Нивхи были не только рыбаками и охотниками. Кое-кто нашёл, что оленеводство тоже может кормить. Но нивхи-оленеводы редко отрывались от моря. Чаще всего они связывали таёжных ороков родственными отношениями. И олени нивха-тестя паслись в стаде орока-зятя. Лишь изредка нивх выезжал в тайгу к зяту-ороку. Как правило, любящий тесть привозил зятю гостинцы и подарки: нерпичье сало, круги лахтачьей кожи на арканы — награда за усердие. При этом нивхи и ороки изъяснялись между собой на нивхском языке.

Оленей использовали при перевозке тяжести (волоки лодок), а также на мясо.

Были нивхи-птицеводы. Нивхи ловили орлят и гусят. Нивхи давно заметили, что орлы и гуси хорошо переносят неволю.
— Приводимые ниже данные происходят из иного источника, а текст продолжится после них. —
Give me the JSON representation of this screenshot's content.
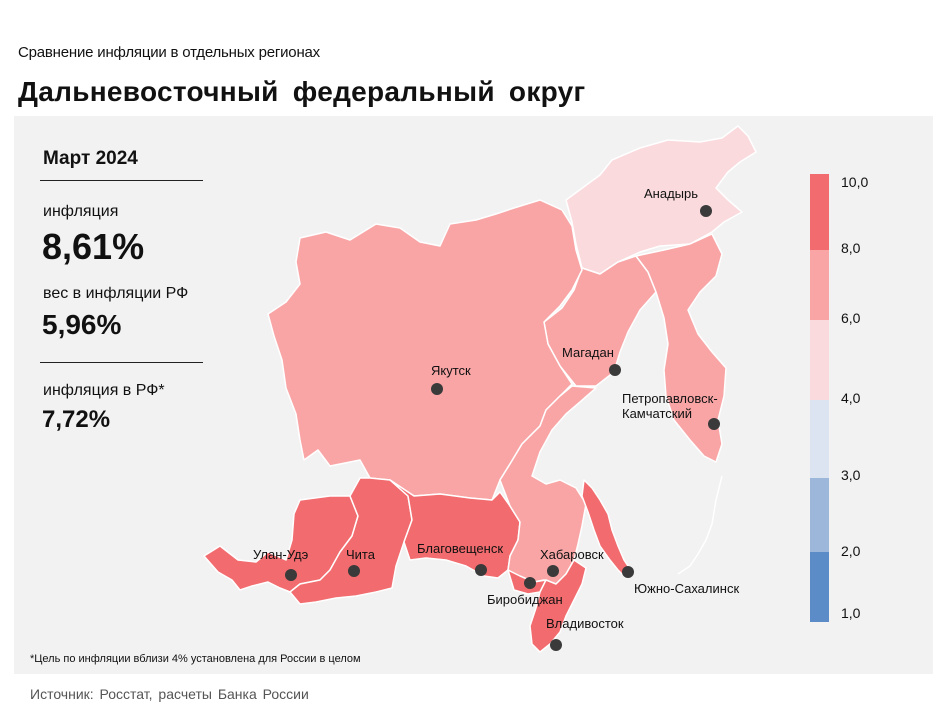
{
  "header": {
    "subtitle": "Сравнение  инфляции  в отдельных  регионах",
    "title": "Дальневосточный  федеральный  округ"
  },
  "stats": {
    "date": "Март 2024",
    "inflation_label": "инфляция",
    "inflation_value": "8,61%",
    "weight_label": "вес в инфляции  РФ",
    "weight_value": "5,96%",
    "rf_label": "инфляция  в РФ*",
    "rf_value": "7,72%"
  },
  "cities": {
    "anadyr": "Анадырь",
    "yakutsk": "Якутск",
    "magadan": "Магадан",
    "petro1": "Петропавловск-",
    "petro2": "Камчатский",
    "ulan_ude": "Улан-Удэ",
    "chita": "Чита",
    "blag": "Благовещенск",
    "khab": "Хабаровск",
    "birob": "Биробиджан",
    "sakh": "Южно-Сахалинск",
    "vlad": "Владивосток"
  },
  "legend": {
    "ticks": [
      "10,0",
      "8,0",
      "6,0",
      "4,0",
      "3,0",
      "2,0",
      "1,0"
    ],
    "colors": [
      "#f26b6e",
      "#f9a5a6",
      "#fadadd",
      "#dce4f2",
      "#9db7da",
      "#5b8cc7"
    ]
  },
  "colors": {
    "high": "#f26b6e",
    "mid": "#f9a5a6",
    "low": "#fadadd",
    "panel": "#f2f2f2"
  },
  "footnote": "*Цель по инфляции вблизи 4% установлена для России в целом",
  "source": "Источник: Росстат, расчеты  Банка  России"
}
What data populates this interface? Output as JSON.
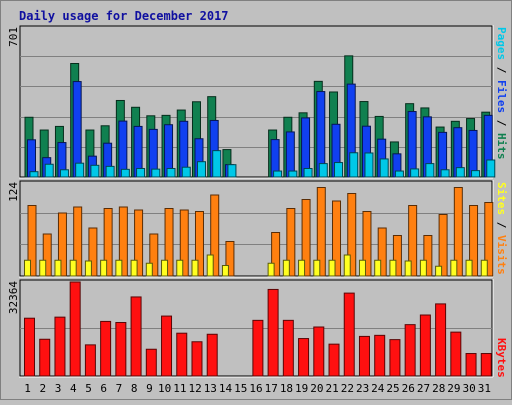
{
  "title": "Daily usage for December 2017",
  "x_labels": [
    "1",
    "2",
    "3",
    "4",
    "5",
    "6",
    "7",
    "8",
    "9",
    "10",
    "11",
    "12",
    "13",
    "14",
    "15",
    "16",
    "17",
    "18",
    "19",
    "20",
    "21",
    "22",
    "23",
    "24",
    "25",
    "26",
    "27",
    "28",
    "29",
    "30",
    "31"
  ],
  "weekend_days": [
    3,
    9,
    10,
    16,
    17,
    23,
    24,
    30,
    31
  ],
  "colors": {
    "background": "#c0c0c0",
    "panel": "#c0c0c0",
    "pages": "#00c8e8",
    "files": "#1040f0",
    "hits": "#108050",
    "sites": "#ffff20",
    "visits": "#ff8010",
    "kbytes": "#ff1010",
    "title": "#1010a0",
    "weekday_label": "#000000",
    "weekend_label": "#108050"
  },
  "legend": {
    "pages": "Pages",
    "files": "Files",
    "hits": "Hits",
    "sites": "Sites",
    "visits": "Visits",
    "kbytes": "KBytes",
    "sep": " / "
  },
  "chart_data": [
    {
      "type": "bar",
      "panel": "top",
      "ylabel": "701",
      "ylim": [
        0,
        701
      ],
      "series": [
        {
          "name": "Hits",
          "values": [
            281,
            221,
            238,
            534,
            221,
            241,
            360,
            328,
            288,
            290,
            315,
            354,
            378,
            129,
            0,
            0,
            221,
            281,
            302,
            450,
            400,
            570,
            355,
            285,
            165,
            345,
            325,
            235,
            262,
            275,
            305
          ]
        },
        {
          "name": "Files",
          "values": [
            175,
            91,
            162,
            449,
            98,
            159,
            263,
            238,
            224,
            246,
            262,
            180,
            266,
            58,
            0,
            0,
            176,
            212,
            278,
            402,
            248,
            437,
            239,
            178,
            109,
            308,
            283,
            210,
            232,
            219,
            290
          ]
        },
        {
          "name": "Pages",
          "values": [
            25,
            60,
            34,
            65,
            55,
            50,
            36,
            40,
            37,
            40,
            46,
            72,
            124,
            58,
            0,
            0,
            28,
            28,
            40,
            63,
            68,
            114,
            113,
            85,
            28,
            38,
            63,
            34,
            44,
            30,
            80
          ]
        }
      ]
    },
    {
      "type": "bar",
      "panel": "middle",
      "ylabel": "124",
      "ylim": [
        0,
        124
      ],
      "series": [
        {
          "name": "Visits",
          "values": [
            94,
            56,
            84,
            92,
            64,
            90,
            92,
            88,
            56,
            90,
            88,
            86,
            108,
            46,
            0,
            0,
            58,
            90,
            102,
            118,
            100,
            110,
            86,
            64,
            54,
            94,
            54,
            82,
            118,
            94,
            98
          ]
        },
        {
          "name": "Sites",
          "values": [
            21,
            21,
            21,
            21,
            20,
            21,
            21,
            21,
            17,
            21,
            21,
            21,
            28,
            14,
            0,
            0,
            17,
            21,
            21,
            21,
            21,
            28,
            21,
            21,
            21,
            20,
            21,
            13,
            21,
            21,
            21
          ]
        }
      ]
    },
    {
      "type": "bar",
      "panel": "bottom",
      "ylabel": "32364",
      "ylim": [
        0,
        32364
      ],
      "series": [
        {
          "name": "KBytes",
          "values": [
            19895,
            12650,
            20264,
            32364,
            10720,
            18790,
            18420,
            27218,
            9211,
            20632,
            14737,
            11791,
            14368,
            0,
            0,
            19159,
            29802,
            19159,
            12895,
            16869,
            10966,
            28540,
            13631,
            13999,
            12526,
            17683,
            21000,
            24826,
            15105,
            7737,
            7737
          ]
        }
      ]
    }
  ]
}
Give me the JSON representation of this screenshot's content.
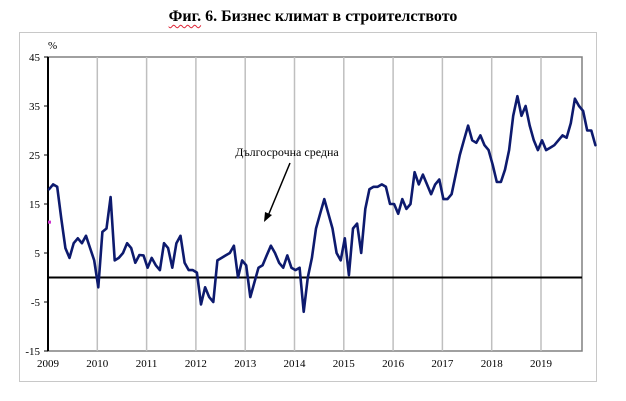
{
  "title_prefix": "Фиг.",
  "title_rest": " 6. Бизнес климат в строителството",
  "chart_data": {
    "type": "line",
    "title": "Фиг. 6. Бизнес климат в строителството",
    "ylabel": "%",
    "xlabel": "",
    "ylim": [
      -15,
      45
    ],
    "yticks": [
      45,
      35,
      25,
      15,
      5,
      -5,
      -15
    ],
    "xticks": [
      "2009",
      "2010",
      "2011",
      "2012",
      "2013",
      "2014",
      "2015",
      "2016",
      "2017",
      "2018",
      "2019"
    ],
    "grid": "vertical gridlines at each year",
    "reference_line": {
      "value": 0,
      "color": "#000000"
    },
    "long_term_average": {
      "value": 11.3,
      "marker_color": "#cc33cc"
    },
    "annotation": {
      "text": "Дългосрочна средна",
      "arrow_to": "long-term average"
    },
    "series": [
      {
        "name": "Бизнес климат в строителството",
        "color": "#0d1a6e",
        "start": "2009-01",
        "frequency": "monthly",
        "values": [
          18,
          19,
          18.5,
          12,
          6,
          4,
          7,
          8,
          7,
          8.5,
          6,
          3.5,
          -2,
          9.3,
          10,
          16.4,
          3.5,
          4,
          5,
          7,
          6,
          3,
          4.6,
          4.5,
          2,
          4,
          2.5,
          1.5,
          7,
          6,
          2,
          7,
          8.5,
          3,
          1.5,
          1.5,
          1,
          -5.5,
          -2,
          -4,
          -5,
          3.5,
          4,
          4.5,
          5,
          6.5,
          0,
          3.5,
          2.5,
          -4,
          -1,
          2,
          2.5,
          4.5,
          6.5,
          5,
          3,
          2,
          4.5,
          2,
          1.5,
          2,
          -7,
          0,
          4,
          10,
          13,
          16,
          13,
          10,
          5,
          3.5,
          8,
          0.5,
          10,
          11,
          5,
          14,
          18,
          18.5,
          18.5,
          19,
          18.5,
          15,
          15,
          13,
          16,
          14,
          15,
          21.5,
          19,
          21,
          19,
          17,
          19,
          20,
          16,
          16,
          17,
          21,
          25,
          28,
          31,
          28,
          27.5,
          29,
          27,
          26,
          23,
          19.5,
          19.5,
          22,
          26,
          33,
          37,
          33,
          35,
          31,
          28,
          26,
          28,
          26,
          26.5,
          27,
          28,
          29,
          28.5,
          31.5,
          36.5,
          35,
          34,
          30,
          30,
          27
        ]
      }
    ]
  }
}
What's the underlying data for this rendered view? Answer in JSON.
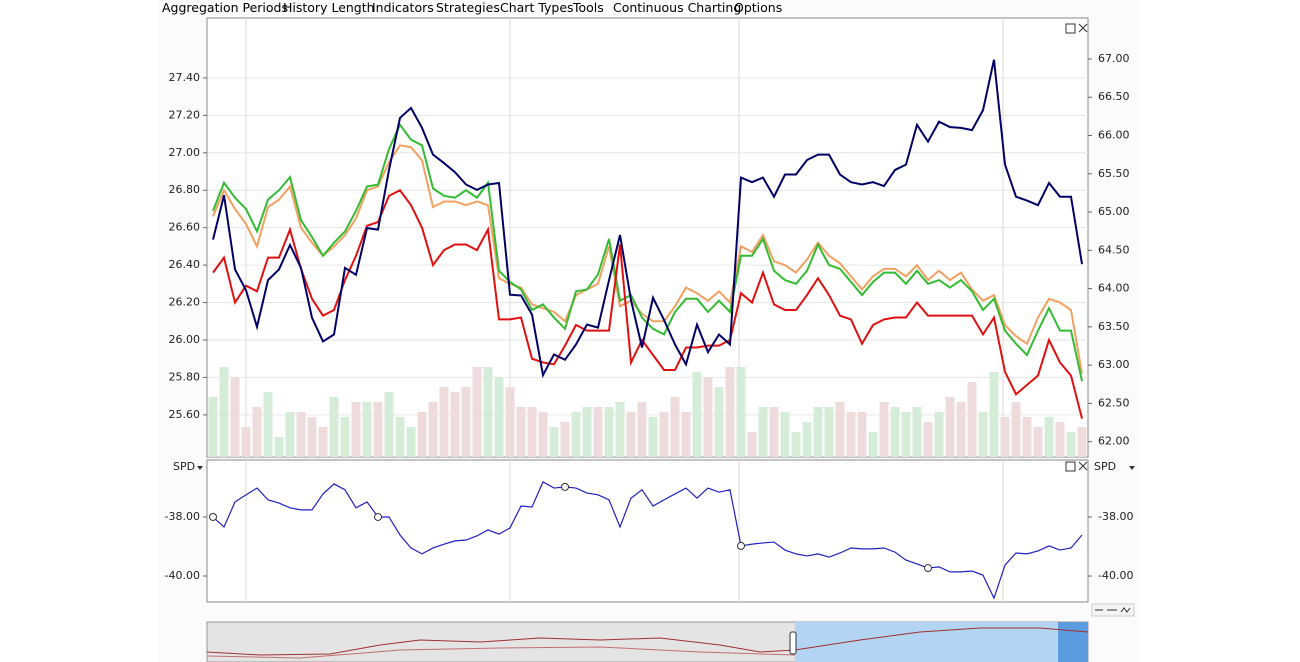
{
  "menu": [
    "Aggregation Periods",
    "History Length",
    "Indicators",
    "Strategies",
    "Chart Types",
    "Tools",
    "Continuous Charting",
    "Options"
  ],
  "chart_data": [
    {
      "type": "line",
      "ylim": [
        25.375,
        27.72
      ],
      "yticks": [
        {
          "value": 25.6,
          "label": "25.60"
        },
        {
          "value": 25.8,
          "label": "25.80"
        },
        {
          "value": 26.0,
          "label": "26.00"
        },
        {
          "value": 26.2,
          "label": "26.20"
        },
        {
          "value": 26.4,
          "label": "26.40"
        },
        {
          "value": 26.6,
          "label": "26.60"
        },
        {
          "value": 26.8,
          "label": "26.80"
        },
        {
          "value": 27.0,
          "label": "27.00"
        },
        {
          "value": 27.2,
          "label": "27.20"
        },
        {
          "value": 27.4,
          "label": "27.40"
        }
      ],
      "y2lim": [
        61.8,
        67.535
      ],
      "y2ticks": [
        {
          "value": 62.0,
          "label": "62.00"
        },
        {
          "value": 62.5,
          "label": "62.50"
        },
        {
          "value": 63.0,
          "label": "63.00"
        },
        {
          "value": 63.5,
          "label": "63.50"
        },
        {
          "value": 64.0,
          "label": "64.00"
        },
        {
          "value": 64.5,
          "label": "64.50"
        },
        {
          "value": 65.0,
          "label": "65.00"
        },
        {
          "value": 65.5,
          "label": "65.50"
        },
        {
          "value": 66.0,
          "label": "66.00"
        },
        {
          "value": 66.5,
          "label": "66.50"
        },
        {
          "value": 67.0,
          "label": "67.00"
        }
      ],
      "grid": true,
      "volume": {
        "up_color": "#d4ecd8",
        "down_color": "#eedcdc",
        "values": [
          60,
          90,
          80,
          30,
          50,
          65,
          20,
          45,
          45,
          40,
          30,
          60,
          40,
          55,
          55,
          55,
          65,
          40,
          30,
          45,
          55,
          70,
          65,
          70,
          90,
          90,
          80,
          70,
          50,
          50,
          45,
          30,
          35,
          45,
          50,
          50,
          50,
          55,
          45,
          55,
          40,
          45,
          60,
          45,
          85,
          80,
          70,
          90,
          90,
          25,
          50,
          50,
          45,
          25,
          35,
          50,
          50,
          55,
          45,
          45,
          25,
          55,
          50,
          45,
          50,
          35,
          45,
          60,
          55,
          75,
          45,
          85,
          40,
          55,
          40,
          30,
          40,
          35,
          25,
          30
        ]
      },
      "series": [
        {
          "color": "#f0a060",
          "values": [
            26.66,
            26.8,
            26.7,
            26.62,
            26.5,
            26.71,
            26.75,
            26.82,
            26.6,
            26.52,
            26.45,
            26.5,
            26.56,
            26.65,
            26.8,
            26.82,
            26.95,
            27.04,
            27.03,
            26.96,
            26.71,
            26.74,
            26.74,
            26.72,
            26.74,
            26.72,
            26.33,
            26.3,
            26.28,
            26.19,
            26.17,
            26.15,
            26.1,
            26.24,
            26.27,
            26.3,
            26.5,
            26.18,
            26.21,
            26.14,
            26.1,
            26.1,
            26.18,
            26.28,
            26.25,
            26.21,
            26.26,
            26.2,
            26.5,
            26.47,
            26.56,
            26.42,
            26.4,
            26.36,
            26.43,
            26.52,
            26.45,
            26.41,
            26.34,
            26.27,
            26.34,
            26.38,
            26.38,
            26.34,
            26.4,
            26.32,
            26.37,
            26.32,
            26.36,
            26.27,
            26.21,
            26.24,
            26.08,
            26.02,
            25.98,
            26.12,
            26.22,
            26.2,
            26.16,
            25.82
          ]
        },
        {
          "color": "#33bb33",
          "values": [
            26.69,
            26.84,
            26.76,
            26.7,
            26.58,
            26.75,
            26.8,
            26.87,
            26.64,
            26.55,
            26.45,
            26.52,
            26.58,
            26.69,
            26.82,
            26.83,
            27.02,
            27.15,
            27.07,
            27.04,
            26.81,
            26.77,
            26.76,
            26.8,
            26.76,
            26.84,
            26.37,
            26.31,
            26.27,
            26.16,
            26.19,
            26.12,
            26.06,
            26.26,
            26.27,
            26.35,
            26.54,
            26.21,
            26.24,
            26.12,
            26.06,
            26.03,
            26.15,
            26.22,
            26.22,
            26.15,
            26.21,
            26.15,
            26.45,
            26.45,
            26.54,
            26.37,
            26.32,
            26.3,
            26.37,
            26.51,
            26.4,
            26.38,
            26.31,
            26.24,
            26.31,
            26.36,
            26.36,
            26.3,
            26.37,
            26.3,
            26.32,
            26.28,
            26.32,
            26.26,
            26.16,
            26.22,
            26.05,
            25.98,
            25.92,
            26.05,
            26.17,
            26.05,
            26.05,
            25.78
          ]
        },
        {
          "color": "#e01010",
          "values": [
            26.36,
            26.44,
            26.2,
            26.29,
            26.26,
            26.44,
            26.44,
            26.59,
            26.38,
            26.22,
            26.13,
            26.16,
            26.32,
            26.45,
            26.61,
            26.63,
            26.77,
            26.8,
            26.72,
            26.6,
            26.4,
            26.48,
            26.51,
            26.51,
            26.48,
            26.59,
            26.11,
            26.11,
            26.12,
            25.9,
            25.88,
            25.87,
            25.97,
            26.08,
            26.05,
            26.05,
            26.05,
            26.51,
            25.88,
            26.0,
            25.92,
            25.84,
            25.84,
            25.96,
            25.96,
            25.97,
            25.97,
            26.0,
            26.25,
            26.2,
            26.36,
            26.19,
            26.16,
            26.16,
            26.24,
            26.33,
            26.24,
            26.13,
            26.11,
            25.98,
            26.08,
            26.11,
            26.12,
            26.12,
            26.2,
            26.13,
            26.13,
            26.13,
            26.13,
            26.13,
            26.03,
            26.12,
            25.83,
            25.71,
            25.76,
            25.81,
            26.0,
            25.88,
            25.81,
            25.58
          ]
        },
        {
          "color": "#000066",
          "axis": "y2",
          "values": [
            64.64,
            65.22,
            64.25,
            63.98,
            63.5,
            64.11,
            64.25,
            64.57,
            64.27,
            63.62,
            63.31,
            63.4,
            64.27,
            64.18,
            64.79,
            64.77,
            65.55,
            66.23,
            66.36,
            66.1,
            65.75,
            65.64,
            65.52,
            65.36,
            65.29,
            65.36,
            65.38,
            63.92,
            63.91,
            63.66,
            62.87,
            63.14,
            63.07,
            63.27,
            63.53,
            63.49,
            64.11,
            64.7,
            63.85,
            63.23,
            63.88,
            63.59,
            63.27,
            63.01,
            63.53,
            63.17,
            63.4,
            63.27,
            65.45,
            65.39,
            65.45,
            65.2,
            65.49,
            65.49,
            65.68,
            65.75,
            65.75,
            65.49,
            65.39,
            65.36,
            65.39,
            65.34,
            65.55,
            65.62,
            66.14,
            65.92,
            66.18,
            66.11,
            66.1,
            66.07,
            66.33,
            66.99,
            65.62,
            65.2,
            65.15,
            65.09,
            65.38,
            65.2,
            65.2,
            64.32
          ]
        }
      ]
    },
    {
      "type": "line",
      "label": "SPD",
      "ylim": [
        -40.88,
        -36.07
      ],
      "yticks": [
        {
          "value": -40,
          "label": "-40.00"
        },
        {
          "value": -38,
          "label": "-38.00"
        }
      ],
      "series": [
        {
          "color": "#2020c0",
          "markers": [
            0,
            15,
            32,
            48,
            65
          ],
          "values": [
            -38.0,
            -38.34,
            -37.49,
            -37.25,
            -37.02,
            -37.42,
            -37.53,
            -37.69,
            -37.76,
            -37.76,
            -37.22,
            -36.88,
            -37.08,
            -37.69,
            -37.49,
            -38.0,
            -38.0,
            -38.61,
            -39.05,
            -39.25,
            -39.05,
            -38.92,
            -38.81,
            -38.78,
            -38.64,
            -38.44,
            -38.58,
            -38.37,
            -37.63,
            -37.66,
            -36.81,
            -37.02,
            -36.98,
            -37.02,
            -37.19,
            -37.25,
            -37.42,
            -38.34,
            -37.36,
            -37.08,
            -37.63,
            -37.42,
            -37.22,
            -37.02,
            -37.36,
            -37.02,
            -37.16,
            -37.08,
            -38.98,
            -38.92,
            -38.88,
            -38.85,
            -39.12,
            -39.25,
            -39.32,
            -39.25,
            -39.36,
            -39.22,
            -39.05,
            -39.08,
            -39.08,
            -39.05,
            -39.19,
            -39.46,
            -39.59,
            -39.73,
            -39.69,
            -39.86,
            -39.86,
            -39.83,
            -39.97,
            -40.75,
            -39.63,
            -39.22,
            -39.25,
            -39.15,
            -38.98,
            -39.12,
            -39.05,
            -38.61
          ]
        }
      ]
    }
  ]
}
Почти у каждого жильца в стойбищах можно было видеть нёнё-раф — гусиные домики и на нашесте — величавого орла.

Перья орлов и гусей пользовались громадным спросом у энак-качнг — «пришлых иноплеменных людей» (китайских, русских купцов).

На Миф-тёнгре есть озеро, на котором паслись полуручные табуны гусей.

Озеро, река и бывшее стойбище так и назывались Мати-нгар от слова «нгар» — «табун гусей».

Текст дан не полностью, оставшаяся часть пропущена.